Now, combining with the branching rule of symmetric groups, viewing as representations of $S_{n-1}$ one has that
\begin{equation}
H^{2d}(\mathcal{B}_u,\overline{\mathbb{Q}}_{\ell})\cong\bigoplus_{u'}H^{2d'}(\mathcal{B}_{u'},\overline{\mathbb{Q}}_{\ell}),
\end{equation}
where $u'$ runs over some unipotent elements of $\mathrm{GL}_{n-1}$ whoese corresponding Young diagrams are obtained from that of $u$ by removing a corner box.
Question.
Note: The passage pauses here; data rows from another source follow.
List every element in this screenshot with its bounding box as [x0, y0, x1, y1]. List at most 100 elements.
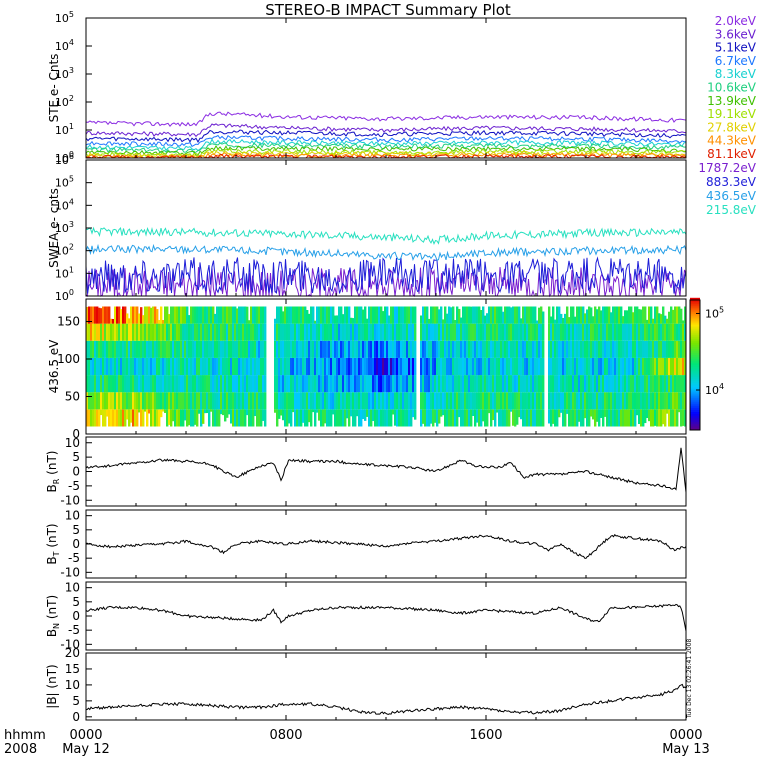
heatmap-cell	[628, 409, 631, 427]
heatmap-cell	[320, 375, 323, 393]
field-y-tick-label: -10	[60, 637, 80, 651]
heatmap-cell	[338, 306, 341, 324]
heatmap-cell	[94, 340, 97, 358]
heatmap-cell	[608, 340, 611, 358]
heatmap-cell	[586, 392, 589, 410]
heatmap-cell	[332, 392, 335, 410]
heatmap-cell	[126, 323, 129, 341]
heatmap-cell	[116, 340, 119, 358]
heatmap-cell	[594, 306, 597, 324]
heatmap-cell	[484, 315, 487, 324]
heatmap-cell	[498, 392, 501, 410]
heatmap-cell	[358, 306, 361, 324]
heatmap-cell	[646, 409, 649, 418]
heatmap-cell	[614, 306, 617, 324]
heatmap-cell	[302, 340, 305, 358]
heatmap-cell	[122, 392, 125, 410]
heatmap-cell	[352, 357, 355, 376]
heatmap-cell	[610, 375, 613, 393]
heatmap-cell	[224, 340, 227, 358]
heatmap-cell	[314, 375, 317, 393]
heatmap-cell	[154, 409, 157, 427]
heatmap-cell	[112, 392, 115, 410]
heatmap-cell	[230, 340, 233, 358]
heatmap-cell	[182, 306, 185, 324]
heatmap-cell	[514, 340, 517, 358]
heatmap-cell	[396, 306, 399, 324]
heatmap-cell	[264, 375, 267, 393]
heatmap-cell	[524, 340, 527, 358]
heatmap-cell	[504, 409, 507, 427]
heatmap-cell	[92, 306, 95, 324]
heatmap-cell	[562, 317, 565, 324]
heatmap-cell	[458, 357, 461, 376]
heatmap-cell	[174, 340, 177, 358]
heatmap-cell	[628, 375, 631, 393]
heatmap-cell	[460, 340, 463, 358]
heatmap-cell	[660, 375, 663, 393]
heatmap-cell	[276, 375, 279, 393]
heatmap-cell	[610, 409, 613, 427]
heatmap-cell	[102, 357, 105, 376]
ste-series-8.3keV	[85, 138, 687, 152]
heatmap-cell	[602, 375, 605, 393]
heatmap-cell	[522, 409, 525, 427]
heatmap-cell	[528, 306, 531, 324]
heatmap-cell	[170, 409, 173, 427]
heatmap-cell	[678, 323, 681, 341]
heatmap-cell	[86, 323, 89, 341]
heatmap-cell	[552, 357, 555, 376]
heatmap-cell	[362, 375, 365, 393]
heatmap-cell	[238, 306, 241, 324]
heatmap-cell	[120, 357, 123, 376]
heatmap-cell	[236, 375, 239, 393]
heatmap-cell	[292, 323, 295, 341]
heatmap-cell	[278, 409, 281, 419]
heatmap-cell	[530, 392, 533, 410]
heatmap-cell	[498, 357, 501, 376]
heatmap-cell	[528, 323, 531, 341]
heatmap-cell	[138, 392, 141, 410]
heatmap-cell	[438, 392, 441, 410]
heatmap-cell	[516, 357, 519, 376]
heatmap-cell	[206, 340, 209, 358]
heatmap-cell	[142, 315, 145, 324]
heatmap-cell	[262, 357, 265, 376]
pad-y-tick-label: 0	[72, 427, 80, 441]
heatmap-cell	[350, 317, 353, 324]
heatmap-cell	[100, 392, 103, 410]
heatmap-cell	[618, 323, 621, 341]
heatmap-cell	[476, 375, 479, 393]
heatmap-cell	[142, 375, 145, 393]
heatmap-cell	[202, 323, 205, 341]
heatmap-cell	[170, 306, 173, 324]
heatmap-cell	[680, 308, 683, 324]
heatmap-cell	[536, 320, 539, 324]
heatmap-cell	[476, 306, 479, 324]
heatmap-cell	[124, 323, 127, 341]
heatmap-cell	[212, 375, 215, 393]
heatmap-cell	[236, 323, 239, 341]
heatmap-cell	[380, 375, 383, 393]
heatmap-cell	[322, 409, 325, 427]
heatmap-cell	[234, 340, 237, 358]
heatmap-cell	[290, 340, 293, 358]
heatmap-cell	[210, 375, 213, 393]
heatmap-cell	[430, 375, 433, 393]
swea-y-tick-label: 104	[55, 197, 74, 212]
heatmap-cell	[380, 306, 383, 324]
heatmap-cell	[336, 315, 339, 324]
heatmap-cell	[420, 409, 423, 427]
heatmap-cell	[408, 357, 411, 376]
heatmap-cell	[250, 323, 253, 341]
heatmap-cell	[310, 357, 313, 376]
heatmap-cell	[646, 392, 649, 410]
heatmap-cell	[328, 323, 331, 341]
heatmap-cell	[620, 409, 623, 427]
heatmap-cell	[444, 323, 447, 341]
heatmap-cell	[680, 392, 683, 410]
colorbar-segment	[690, 358, 700, 362]
heatmap-cell	[184, 409, 187, 421]
heatmap-cell	[638, 309, 641, 324]
heatmap-cell	[320, 323, 323, 341]
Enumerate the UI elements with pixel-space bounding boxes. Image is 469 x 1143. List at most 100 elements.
Is there a purely geometric proof of the above displayed formula?
 A: This is a nice question.  I have never seen this before.
Let us write
$$\mathcal B_u = \{ V_0 \subset V_1 \subset \cdots \subset V_{n-1} \subset V_n = \mathbb C^n : u V_i \subset V_i \}. $$
Let $ \lambda $ be the Jordan type of $ u $.  Then we can partition $ B_u $ into locally closed subsets depending on the Jordan type of $ u \rvert_{V_{n-1}} $; such a Jordan type $ \mu$ must necessarily be obtained by removing one box from $ \lambda$.  So we have
$$ \mathcal B_u = \bigsqcup_\mu B_u^\mu \quad B_u^\mu = \{ V_\bullet : u\rvert_{V_{n-1}} \text{ has Jordan type $ \mu$ } \}.$$
Let $ G(n-1, n)_u $ denote the set of all $n-1$-dimensional $u$-invariant subspaces of $ \mathbb C^n $ and partition $ G(n-1,n)_u $ into locally closed subsets $ G(n-1,n)_u^\mu $ according to the Jordan type of the restriction of $ u $ to the subspace.
We have $ \mathcal B_u \rightarrow G(n-1,n)_u $ and $ \mathcal B^\mu_u $ is the preimage of $ G(n-1,n)^\mu_u$. Note that the fibre of $ \mathcal B_u \rightarrow G(n-1,n)_u $ is $ \mathcal B_{u\rvert_{ V_{n-1}}}$.
Now, here are two facts that I don't see right away, but which must be
true:

*

*Each piece $ \mathcal B_u^\mu $ has the same dimension.

*$ G(n-1,n)^\mu_u $ is irreducible and simply-connected (or at least that the bundle  $\mathcal B^\mu_u \rightarrow G(n-1,n)\mu_u$ is topologically trivial on components).

Edit: I think these facts should be contained in the classic paper by Spaltenstein https://www.sciencedirect.com/science/article/pii/S138572587680008X
Assuming these facts, we get
$$H(\mathcal B_u) = \bigoplus_\mu H(\mathcal B_u^\mu) = \bigoplus_\mu H(\mathcal B_{u(\mu)})$$
where again the direct sum ranges over all partitions made by deleting one box from $\lambda$ and where $ u(\mu)$ denotes a unipotent element of Jordan type $ \mu$, and $ H(X) $ denotes top (co)homology. This gives the desired decomposition.